The Super VP kernel has a specific detection algorithm that applies to polyphonic sounds. In addition to analysis markers, it is also used for treatments, to preserve transients when stretching of tranposing sounds.
In a polyphonic signal, the attack transients may occur at the same time as a stationary sound. Besides, spectral peaks can belong to attack transient, or to noise signals.
Two strategies are used : the evaluation of the energy in the signal, with the Center Of Gravity of the Energy (COGE), and the monitoring of the number of peaks in the signal, with a statistical model. The AS analysis parameters are related with these two strategies. The algorithm operates in time and frequency to detect the transients and discriminate them from stationary sounds or noise.
The smallest identifiable component in the spectral domain is a spectral peak which can be used to gather more complex signal components in a transient.
The algorithm detects the spectral peaks one by one and classifies them into transient and non transient peaks, which requires a high frequency resolution.
The number of peaks in a given frequency range is also crucial to determine if we are dealing with a transient or not. The frequency resolution affects the accuracy the comparison with the statistical model.
An attack transient has a start and end time, and is detected according to a given energy level becomes.
The start of the transient corresponds to the absolute value of the transient before the detected end time.
The end of the transient is estimated according to the maximum abolute amplitude of the transient.
The attack is finished when the energy of the bins in the current frame is smaller than half the spectral energy of the transient.

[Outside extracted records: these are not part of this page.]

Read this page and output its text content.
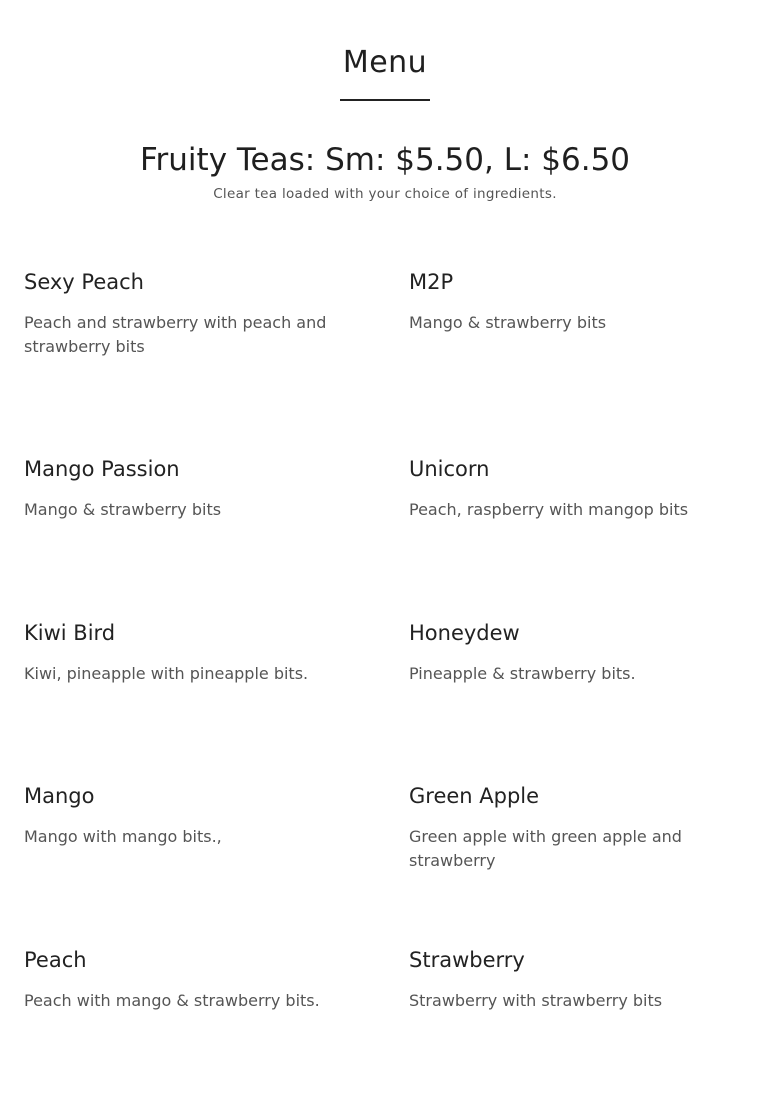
Menu
Fruity Teas: Sm: $5.50, L: $6.50

Clear tea loaded with your choice of ingredients.

Sexy Peach
Peach and strawberry with peach and strawberry bits
M2P
Mango & strawberry bits
Mango Passion
Mango & strawberry bits
Unicorn
Peach, raspberry with mangop bits
Kiwi Bird
Kiwi, pineapple with pineapple bits.
Honeydew
Pineapple & strawberry bits.
Mango
Mango with mango bits.,
Green Apple
Green apple with green apple and strawberry
Peach
Peach with mango & strawberry bits.
Strawberry
Strawberry with strawberry bits
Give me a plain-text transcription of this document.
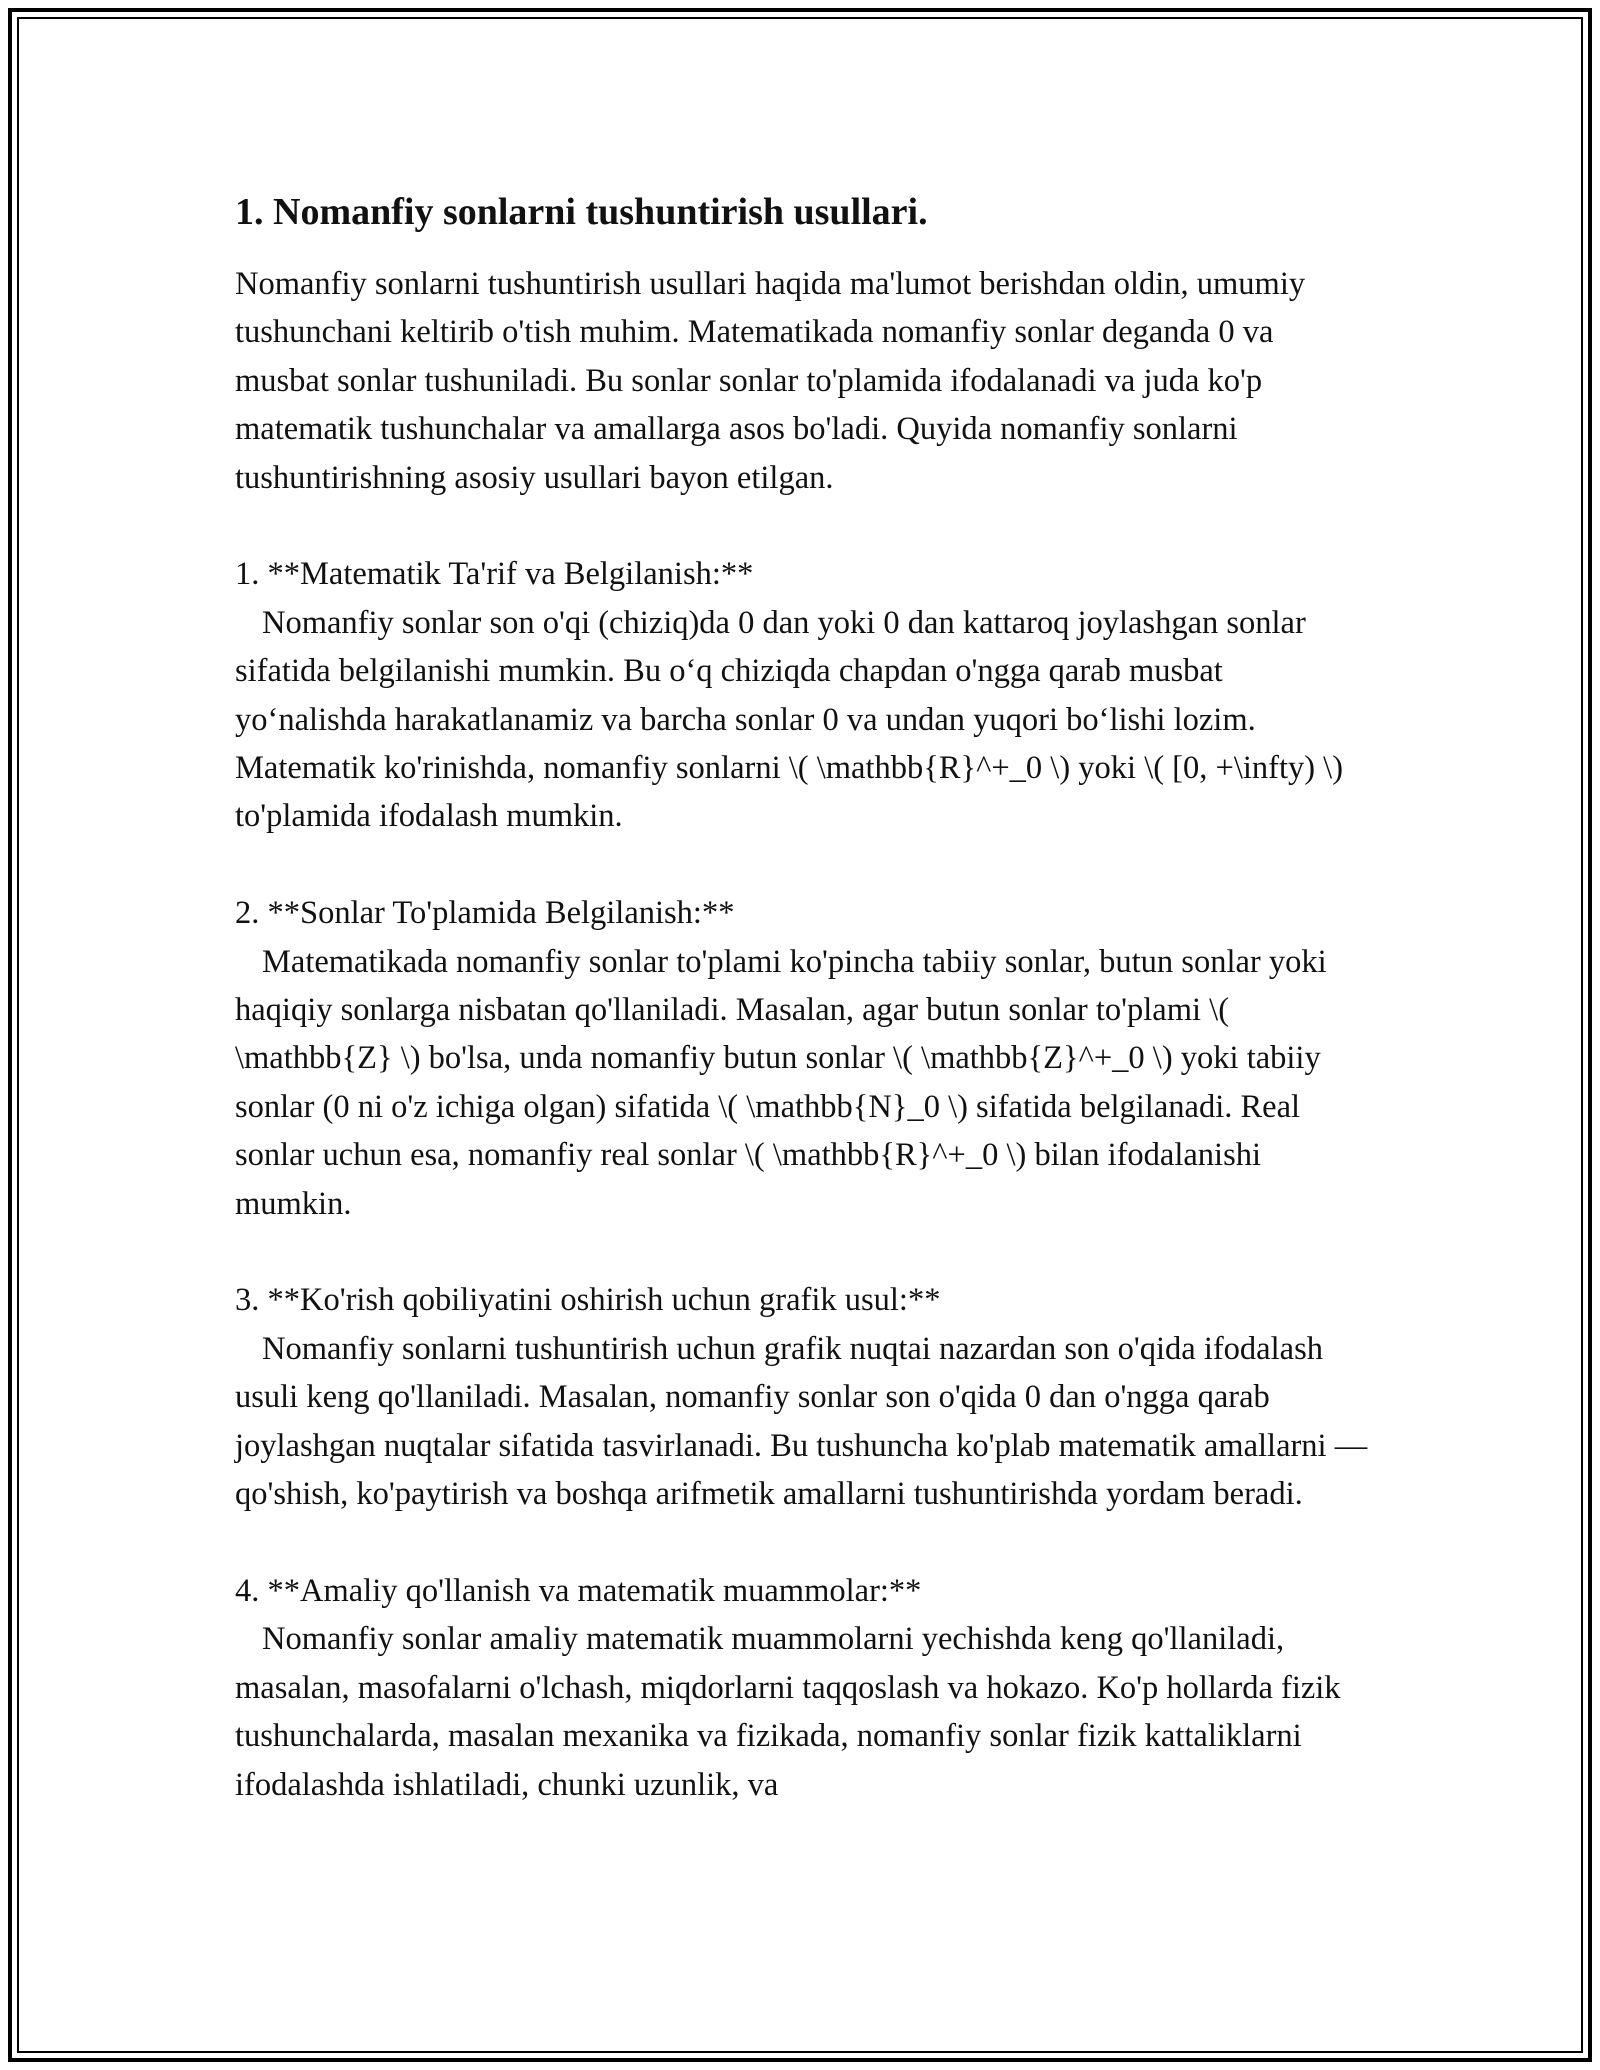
1. Nomanfiy sonlarni tushuntirish usullari.

Nomanfiy sonlarni tushuntirish usullari haqida ma'lumot berishdan oldin, umumiy tushunchani keltirib o'tish muhim. Matematikada nomanfiy sonlar deganda 0 va musbat sonlar tushuniladi. Bu sonlar sonlar to'plamida ifodalanadi va juda ko'p matematik tushunchalar va amallarga asos bo'ladi. Quyida nomanfiy sonlarni tushuntirishning asosiy usullari bayon etilgan.

1. **Matematik Ta'rif va Belgilanish:**
Nomanfiy sonlar son o'qi (chiziq)da 0 dan yoki 0 dan kattaroq joylashgan sonlar sifatida belgilanishi mumkin. Bu o‘q chiziqda chapdan o'ngga qarab musbat yo‘nalishda harakatlanamiz va barcha sonlar 0 va undan yuqori bo‘lishi lozim. Matematik ko'rinishda, nomanfiy sonlarni \( \mathbb{R}^+_0 \) yoki \( [0, +\infty) \) to'plamida ifodalash mumkin.
2. **Sonlar To'plamida Belgilanish:**
Matematikada nomanfiy sonlar to'plami ko'pincha tabiiy sonlar, butun sonlar yoki haqiqiy sonlarga nisbatan qo'llaniladi. Masalan, agar butun sonlar to'plami \( \mathbb{Z} \) bo'lsa, unda nomanfiy butun sonlar \( \mathbb{Z}^+_0 \) yoki tabiiy sonlar (0 ni o'z ichiga olgan) sifatida \( \mathbb{N}_0 \) sifatida belgilanadi. Real sonlar uchun esa, nomanfiy real sonlar \( \mathbb{R}^+_0 \) bilan ifodalanishi mumkin.
3. **Ko'rish qobiliyatini oshirish uchun grafik usul:**
Nomanfiy sonlarni tushuntirish uchun grafik nuqtai nazardan son o'qida ifodalash usuli keng qo'llaniladi. Masalan, nomanfiy sonlar son o'qida 0 dan o'ngga qarab joylashgan nuqtalar sifatida tasvirlanadi. Bu tushuncha ko'plab matematik amallarni — qo'shish, ko'paytirish va boshqa arifmetik amallarni tushuntirishda yordam beradi.
4. **Amaliy qo'llanish va matematik muammolar:**
Nomanfiy sonlar amaliy matematik muammolarni yechishda keng qo'llaniladi, masalan, masofalarni o'lchash, miqdorlarni taqqoslash va hokazo. Ko'p hollarda fizik tushunchalarda, masalan mexanika va fizikada, nomanfiy sonlar fizik kattaliklarni ifodalashda ishlatiladi, chunki uzunlik, va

The quickness or slowness of signal changes is evaluated via the relationship with the analysis window.
If the duration is superior to that of the analysis window, the change of the signal characteristics can easily be processed by the standard phase vocoder.
If the duration is inferior, another detection strategy is required, using the Center Of Gravity of the Energy (COGE) in the signal.
Spectral frames are classified into transient and non transient bins.
Once an attack transient is detected, all the transient peaks are gathered into one single event, to estimate the transient position. Until the end of the attack event is detected, all peaks with a relevant COGE are collected into a set of transient bins.
The algorithm used for the detection of transients in monophonic sounds is based on the time variation of the spectral amplitudes.
The time position for a maximum amplitude increase is located.
The amplitude evolution is averaged over five consecutive frames. The amplitude difference between consecutive frames is calculated taking into account the spectral bins with increasing amplitudes. The sum of amplitudes differences of the bins is normalized by the sum of amplitudes of the later bins.
The algorithm yields the positions and values of the local maximum of the average spectral differences
The monophonic transient detection algorithm does not make use of any parameters.
It is applied within the frequency band specified by the user.
The size of the analysis window should be taken into accout, since it determines the time span used for averaging the amplitude spectra.